You could use "tartuffe". "Tartuffe" is the name of a character in one of the most famous theatrical comedies by Molière.

According to wikipedia :

As a result of Molière's play, contemporary French and English both use the word "tartuffe" to designate a hypocrite who ostensibly and exaggeratedly feigns virtue, especially religious virtue.

  • 14
    No, this is an unfair portrayal of the OP's question. A person who is either too scared or ashamed to admit publicly they no longer believe, ... can’t say they’re not religious anymore because people will turn against them? is not a tartuffe. They may simply go through the motions, without being ostentatious.
    – Mari-Lou A
    Commented Dec 19, 2016 at 11:23

Word for fake religious people

"dissembler": one who hides under a false appearance (but it requires a religious context to apply.)

A common term that describe actively religious actions is "piety". Thus "False Piety" is a phrase that works for this.

"Hypocrite" is more common, but the meaning is more about actions being in alignment with words than beliefs with words/actions.


The term Sunday Christian is a term for a Christian who pretends to be religious for the perks, or based on social pressure. It is a rather negative term when used by 'real' religious people, basically calling out people who don't practice what they preach.

Usage: "I don't want to see any Sunday Christians in my congregation," said the pastor. "Get out there and spread the word of God!!"


Consider the adjective So-called defined by The Free Dictionary.

Used to show that you think a word that is used to describe someone or something is not suitable or not correct. (Cambridge)

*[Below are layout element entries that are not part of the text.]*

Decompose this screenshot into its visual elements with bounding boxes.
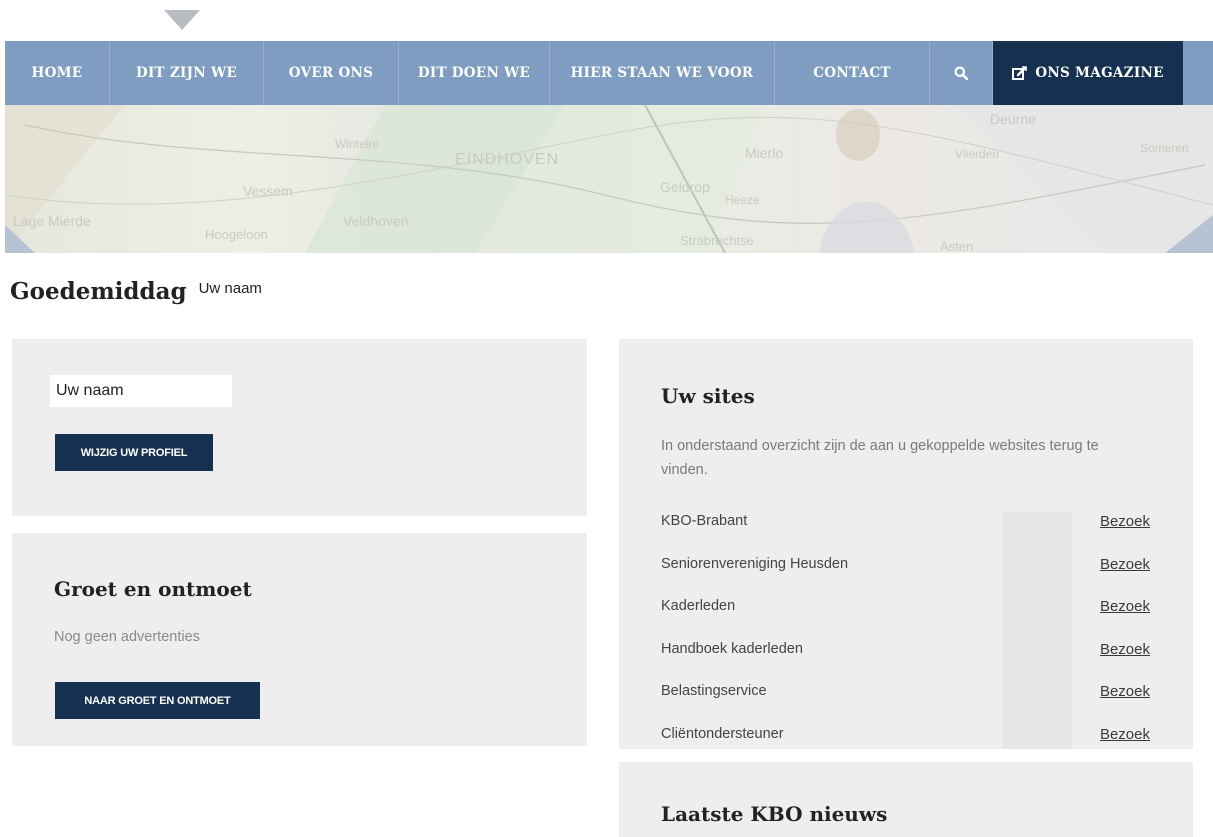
search-icon bbox=[954, 66, 968, 80]
list-item: KBO-Brabant Bezoek bbox=[661, 513, 1161, 556]
site-visit-link[interactable]: Bezoek bbox=[1100, 641, 1150, 658]
site-visit-link[interactable]: Bezoek bbox=[1100, 598, 1150, 615]
sites-card: Uw sites In onderstaand overzicht zijn d… bbox=[619, 339, 1193, 749]
hero-map-label: Deurne bbox=[990, 111, 1036, 127]
sites-description: In onderstaand overzicht zijn de aan u g… bbox=[661, 438, 1099, 478]
list-item: Kaderleden Bezoek bbox=[661, 598, 1161, 641]
main-navigation: HOME DIT ZIJN WE OVER ONS DIT DOEN WE HI… bbox=[5, 41, 1213, 105]
groet-card: Groet en ontmoet Nog geen advertenties N… bbox=[12, 533, 587, 746]
groet-title: Groet en ontmoet bbox=[54, 577, 252, 601]
user-name: Uw naam bbox=[198, 280, 262, 297]
site-name: Cliëntondersteuner bbox=[661, 725, 784, 742]
list-item: Belastingservice Bezoek bbox=[661, 683, 1161, 726]
nav-filler bbox=[1183, 41, 1213, 105]
hero-banner: Lage Mierde Vessem Wintelre EINDHOVEN Ve… bbox=[5, 105, 1213, 253]
site-visit-link[interactable]: Bezoek bbox=[1100, 513, 1150, 530]
hero-map-label: Lage Mierde bbox=[13, 213, 91, 229]
hero-map-label: Asten bbox=[940, 239, 974, 253]
groet-empty-message: Nog geen advertenties bbox=[54, 629, 200, 645]
news-card: Laatste KBO nieuws bbox=[619, 762, 1193, 837]
greeting: Goedemiddag Uw naam bbox=[10, 278, 262, 305]
site-name: Belastingservice bbox=[661, 683, 767, 699]
hero-map-label: Hoogeloon bbox=[205, 227, 268, 242]
groet-button[interactable]: NAAR GROET EN ONTMOET bbox=[55, 682, 260, 719]
edit-profile-button[interactable]: WIJZIG UW PROFIEL bbox=[55, 434, 213, 471]
page-title: Goedemiddag bbox=[10, 278, 187, 305]
hero-map-label: Veldhoven bbox=[343, 213, 409, 229]
nav-item-ons-magazine[interactable]: ONS MAGAZINE bbox=[993, 41, 1183, 105]
magazine-label: ONS MAGAZINE bbox=[1035, 65, 1164, 81]
site-visit-link[interactable]: Bezoek bbox=[1100, 726, 1150, 743]
hero-map-label: EINDHOVEN bbox=[455, 151, 560, 168]
nav-item-dit-zijn-we[interactable]: DIT ZIJN WE bbox=[110, 41, 264, 105]
nav-item-home[interactable]: HOME bbox=[5, 41, 110, 105]
list-item: Handboek kaderleden Bezoek bbox=[661, 641, 1161, 684]
nav-search-button[interactable] bbox=[930, 41, 993, 105]
sites-list: KBO-Brabant Bezoek Seniorenvereniging He… bbox=[661, 513, 1161, 749]
list-item: Cliëntondersteuner Bezoek bbox=[661, 726, 1161, 750]
site-name: Handboek kaderleden bbox=[661, 640, 803, 657]
hero-map-label: Vlierden bbox=[955, 147, 1000, 161]
nav-item-dit-doen-we[interactable]: DIT DOEN WE bbox=[399, 41, 550, 105]
name-field[interactable] bbox=[50, 375, 232, 407]
hero-map-label: Geldrop bbox=[660, 179, 710, 195]
site-name: Seniorenvereniging Heusden bbox=[661, 555, 849, 572]
edit-icon bbox=[1012, 65, 1028, 80]
nav-item-hier-staan-we-voor[interactable]: HIER STAAN WE VOOR bbox=[550, 41, 775, 105]
site-name: Kaderleden bbox=[661, 598, 736, 614]
hero-map-label: Mierlo bbox=[745, 145, 784, 161]
hero-map-label: Strabrechtse bbox=[680, 233, 754, 248]
nav-item-over-ons[interactable]: OVER ONS bbox=[264, 41, 399, 105]
hero-map-label: Heeze bbox=[725, 193, 760, 207]
list-item: Seniorenvereniging Heusden Bezoek bbox=[661, 556, 1161, 599]
nav-item-contact[interactable]: CONTACT bbox=[775, 41, 930, 105]
hero-map-label: Someren bbox=[1140, 141, 1189, 155]
hero-map-graphic bbox=[5, 105, 1213, 253]
sites-title: Uw sites bbox=[661, 384, 755, 408]
hero-map-label: Wintelre bbox=[335, 137, 380, 151]
dropdown-caret bbox=[164, 10, 200, 30]
hero-map-label: Vessem bbox=[243, 183, 293, 199]
site-visit-link[interactable]: Bezoek bbox=[1100, 556, 1150, 573]
site-name: KBO-Brabant bbox=[661, 513, 748, 529]
news-title: Laatste KBO nieuws bbox=[661, 802, 888, 826]
profile-card: WIJZIG UW PROFIEL bbox=[12, 339, 587, 516]
site-visit-link[interactable]: Bezoek bbox=[1100, 683, 1150, 700]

It was one of his so-called friends who supplied him with the drugs that killed him.

Another example:

He was a member of so-called religious people.


How about masquerader?

Oxford Dictionaries:

masquearade: pretend to be, pose as, pass oneself off as, impersonate, disguise oneself as, simulate, profess to be

A masquerader is one who masquerades.

Fake religious people are no different from other people who masquerade as something they're not, whatever the reason. If one's friends are republicans, pro choice or pro LGBT, creationists, etc. one might masquerade as one of them to avoid conflict and preserve the "relationship".